Is the car braking time formula $ T = v / (\mu_s \, g) $ valid only for uniformly accelerated motion?

Question

I'm wondering if the car braking time formula is valid only for uniformly accelerated motion.

$$ T = \frac{v} {\mu_s \, g} $$

with $ v $ average speed, $ \mu_s $ static friction coefficient between the wheel and the ground, $ g $ gravitational acceleration on the earth.

I derived it in this way ($ F_{s, max} = \mu_s \, N = \mu_s \, m \, g $ maximum static friction force; $ N $ normal force, $ m $ car mass):

$$ F_{s, max} = m \, a $$ $$ \mu_s \, m \, g = m \, \frac{v} {T} $$ $$ T = \frac{v} {\mu_s \, g} $$

where $ a $ is the average acceleration of the car.

Thank you in advance.

Answer 1

While the derivation you've used assumes uniform acceleration, it is also possible to show that the $T$ you have found is a lower bound on the stopping time of the car, even without assuming uniform acceleration. Roughly speaking, even if the acceleration varies with time, its magnitude can be no greater than $\mu_s g$, which implies that the stopping time can be no less than the $T$ you have found.

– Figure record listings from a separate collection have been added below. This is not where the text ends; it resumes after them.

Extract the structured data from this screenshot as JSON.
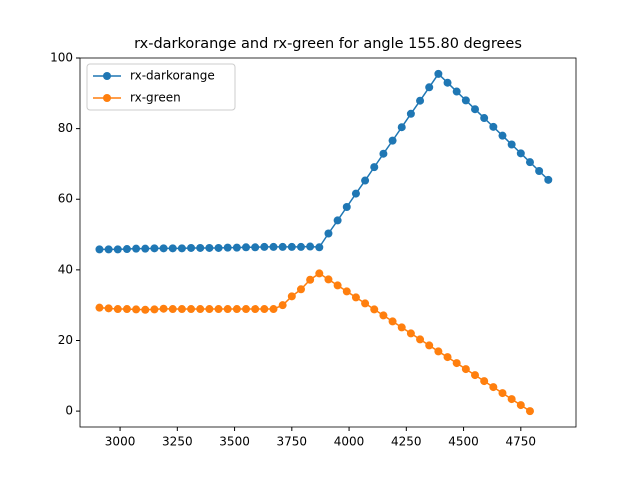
{
  "chart_data": {
    "type": "line",
    "title": "rx-darkorange and rx-green for angle 155.80 degrees",
    "series": [
      {
        "name": "rx-darkorange",
        "color": "#1f77b4",
        "x": [
          2910,
          2950,
          2990,
          3030,
          3070,
          3110,
          3150,
          3190,
          3230,
          3270,
          3310,
          3350,
          3390,
          3430,
          3470,
          3510,
          3550,
          3590,
          3630,
          3670,
          3710,
          3750,
          3790,
          3830,
          3870,
          3910,
          3950,
          3990,
          4030,
          4070,
          4110,
          4150,
          4190,
          4230,
          4270,
          4310,
          4350,
          4390,
          4430,
          4470,
          4510,
          4550,
          4590,
          4630,
          4670,
          4710,
          4750,
          4790,
          4830,
          4870
        ],
        "values": [
          45.8,
          45.8,
          45.8,
          45.9,
          46,
          46,
          46.1,
          46.1,
          46.1,
          46.1,
          46.2,
          46.2,
          46.2,
          46.2,
          46.3,
          46.3,
          46.4,
          46.4,
          46.5,
          46.5,
          46.5,
          46.5,
          46.5,
          46.6,
          46.4,
          50.3,
          54,
          57.8,
          61.6,
          65.3,
          69.1,
          72.9,
          76.6,
          80.4,
          84.2,
          87.9,
          91.7,
          95.5,
          93,
          90.5,
          88,
          85.5,
          83,
          80.5,
          78,
          75.5,
          73,
          70.5,
          68,
          65.5
        ]
      },
      {
        "name": "rx-green",
        "color": "#ff7f0e",
        "x": [
          2910,
          2950,
          2990,
          3030,
          3070,
          3110,
          3150,
          3190,
          3230,
          3270,
          3310,
          3350,
          3390,
          3430,
          3470,
          3510,
          3550,
          3590,
          3630,
          3670,
          3710,
          3750,
          3790,
          3830,
          3870,
          3910,
          3950,
          3990,
          4030,
          4070,
          4110,
          4150,
          4190,
          4230,
          4270,
          4310,
          4350,
          4390,
          4430,
          4470,
          4510,
          4550,
          4590,
          4630,
          4670,
          4710,
          4750,
          4790
        ],
        "values": [
          29.3,
          29.1,
          28.9,
          28.9,
          28.8,
          28.7,
          28.8,
          29,
          28.9,
          28.9,
          28.9,
          28.9,
          28.9,
          28.9,
          28.9,
          28.9,
          28.9,
          28.9,
          28.9,
          28.9,
          30,
          32.5,
          34.5,
          37.2,
          39,
          37.3,
          35.6,
          33.9,
          32.2,
          30.5,
          28.8,
          27.1,
          25.4,
          23.7,
          22,
          20.3,
          18.6,
          16.9,
          15.3,
          13.6,
          11.9,
          10.2,
          8.5,
          6.8,
          5.1,
          3.4,
          1.7,
          0
        ]
      }
    ],
    "xlim": [
      2825,
      4991
    ],
    "xticks": [
      3000,
      3250,
      3500,
      3750,
      4000,
      4250,
      4500,
      4750
    ],
    "ylim": [
      -4.5,
      100
    ],
    "yticks": [
      0,
      20,
      40,
      60,
      80,
      100
    ],
    "legend": "upper left"
  }
}
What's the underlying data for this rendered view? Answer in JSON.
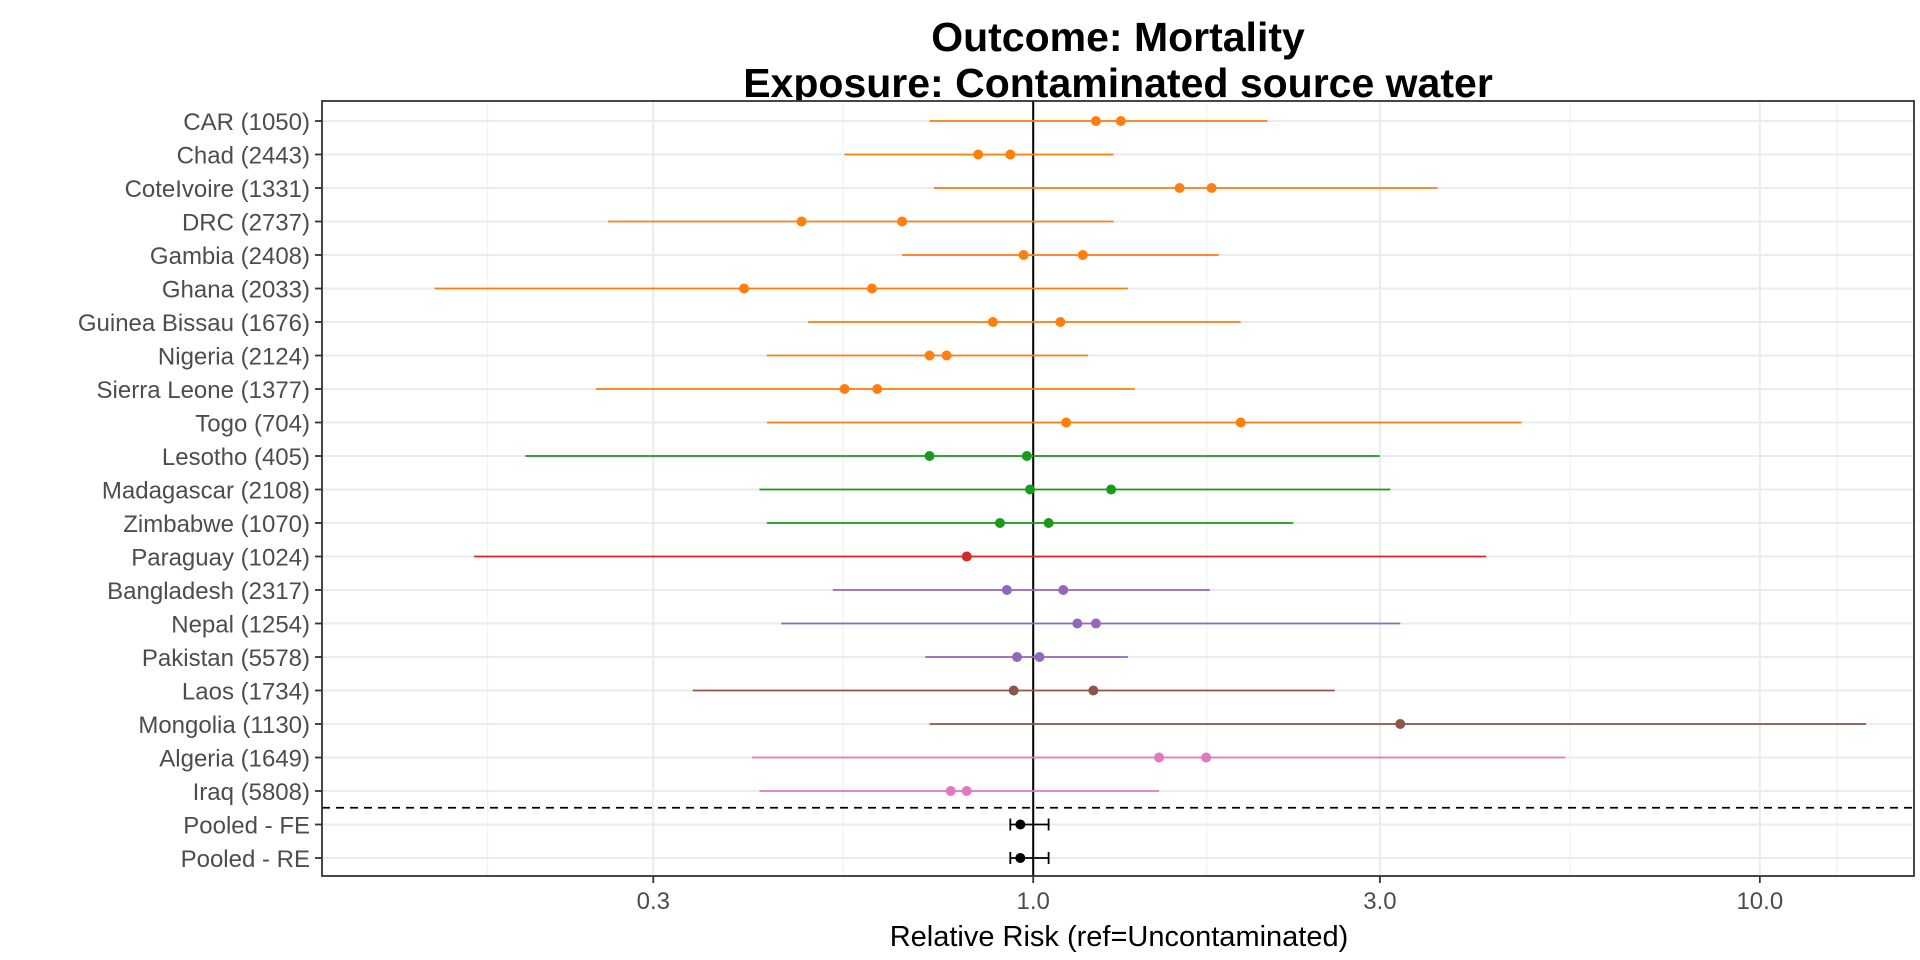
{
  "chart_data": {
    "type": "forest",
    "title_lines": [
      "Outcome: Mortality",
      "Exposure: Contaminated source water"
    ],
    "xlabel": "Relative Risk (ref=Uncontaminated)",
    "ylabel": "",
    "x_scale": "log",
    "xlim": [
      0.105,
      16.3
    ],
    "x_ticks": [
      0.3,
      1.0,
      3.0,
      10.0
    ],
    "x_tick_labels": [
      "0.3",
      "1.0",
      "3.0",
      "10.0"
    ],
    "reference_line": 1.0,
    "grid": true,
    "legend": "none",
    "rows": [
      {
        "label": "CAR (1050)",
        "ci": [
          0.72,
          2.1
        ],
        "points": [
          1.22,
          1.32
        ],
        "color": "#FF7F0E"
      },
      {
        "label": "Chad (2443)",
        "ci": [
          0.55,
          1.29
        ],
        "points": [
          0.84,
          0.93
        ],
        "color": "#FF7F0E"
      },
      {
        "label": "CoteIvoire (1331)",
        "ci": [
          0.73,
          3.6
        ],
        "points": [
          1.59,
          1.76
        ],
        "color": "#FF7F0E"
      },
      {
        "label": "DRC (2737)",
        "ci": [
          0.26,
          1.29
        ],
        "points": [
          0.48,
          0.66
        ],
        "color": "#FF7F0E"
      },
      {
        "label": "Gambia (2408)",
        "ci": [
          0.66,
          1.8
        ],
        "points": [
          0.97,
          1.17
        ],
        "color": "#FF7F0E"
      },
      {
        "label": "Ghana (2033)",
        "ci": [
          0.15,
          1.35
        ],
        "points": [
          0.4,
          0.6
        ],
        "color": "#FF7F0E"
      },
      {
        "label": "Guinea Bissau (1676)",
        "ci": [
          0.49,
          1.93
        ],
        "points": [
          0.88,
          1.09
        ],
        "color": "#FF7F0E"
      },
      {
        "label": "Nigeria (2124)",
        "ci": [
          0.43,
          1.19
        ],
        "points": [
          0.72,
          0.76
        ],
        "color": "#FF7F0E"
      },
      {
        "label": "Sierra Leone (1377)",
        "ci": [
          0.25,
          1.38
        ],
        "points": [
          0.55,
          0.61
        ],
        "color": "#FF7F0E"
      },
      {
        "label": "Togo (704)",
        "ci": [
          0.43,
          4.7
        ],
        "points": [
          1.11,
          1.93
        ],
        "color": "#FF7F0E"
      },
      {
        "label": "Lesotho (405)",
        "ci": [
          0.2,
          3.0
        ],
        "points": [
          0.72,
          0.98
        ],
        "color": "#1A9A1A"
      },
      {
        "label": "Madagascar (2108)",
        "ci": [
          0.42,
          3.1
        ],
        "points": [
          0.99,
          1.28
        ],
        "color": "#1A9A1A"
      },
      {
        "label": "Zimbabwe (1070)",
        "ci": [
          0.43,
          2.28
        ],
        "points": [
          0.9,
          1.05
        ],
        "color": "#1A9A1A"
      },
      {
        "label": "Paraguay (1024)",
        "ci": [
          0.17,
          4.2
        ],
        "points": [
          0.81
        ],
        "color": "#D62728"
      },
      {
        "label": "Bangladesh (2317)",
        "ci": [
          0.53,
          1.75
        ],
        "points": [
          0.92,
          1.1
        ],
        "color": "#9467BD"
      },
      {
        "label": "Nepal (1254)",
        "ci": [
          0.45,
          3.2
        ],
        "points": [
          1.15,
          1.22
        ],
        "color": "#9467BD"
      },
      {
        "label": "Pakistan (5578)",
        "ci": [
          0.71,
          1.35
        ],
        "points": [
          0.95,
          1.02
        ],
        "color": "#9467BD"
      },
      {
        "label": "Laos (1734)",
        "ci": [
          0.34,
          2.6
        ],
        "points": [
          0.94,
          1.21
        ],
        "color": "#8C564B"
      },
      {
        "label": "Mongolia (1130)",
        "ci": [
          0.72,
          14.0
        ],
        "points": [
          3.2
        ],
        "color": "#8C564B"
      },
      {
        "label": "Algeria (1649)",
        "ci": [
          0.41,
          5.4
        ],
        "points": [
          1.49,
          1.73
        ],
        "color": "#E377C2"
      },
      {
        "label": "Iraq (5808)",
        "ci": [
          0.42,
          1.49
        ],
        "points": [
          0.77,
          0.81
        ],
        "color": "#E377C2"
      },
      {
        "label": "Pooled - FE",
        "ci": [
          0.93,
          1.05
        ],
        "points": [
          0.96
        ],
        "color": "#000000"
      },
      {
        "label": "Pooled - RE",
        "ci": [
          0.93,
          1.05
        ],
        "points": [
          0.96
        ],
        "color": "#000000"
      }
    ],
    "separator_after_row": "Iraq (5808)"
  }
}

More formally: assume the frictional force and the acceleration vary with time. The magnitude of the frictional force $F_\text{fr}(t)$ is no greater that $\mu_s$ (the coefficient of static friction) times the normal force $N$: $$ |F_\text{fr}(t)| \leq \mu_s N = \mu_s m g $$ assuming the car is on level ground. This means that the acceleration of the car is bounded by $$ |a(t)| = |F_\text{fr}(t)/m| \leq \mu_s g. $$ If the car has a positive velocity $v$ initially, then as the car brakes we have $a(t) < 0$, and so $a(t) > - \mu_s g$. Using calculus, we then have \begin{align*} \Delta v &= \int_0^T a(t) \, dt \geq \int_0^T (- \mu_s g) \, dt \\ 0 - v &\geq - \mu_s g T \\ \mu_s g T &\geq v \\ T &\geq \frac{v}{\mu_s g}. \end{align*} Thus, no matter what the car does, it will not be able to stop more quickly (i.e., in less time) than the $T$ you have calculated assuming uniform acceleration.

Answer 2

Yes, your equation is only valid for uniformly accelerated motion. This is because you substituted $a$ as $\frac vT$ in your derivation and that is only valid during constant acceleration.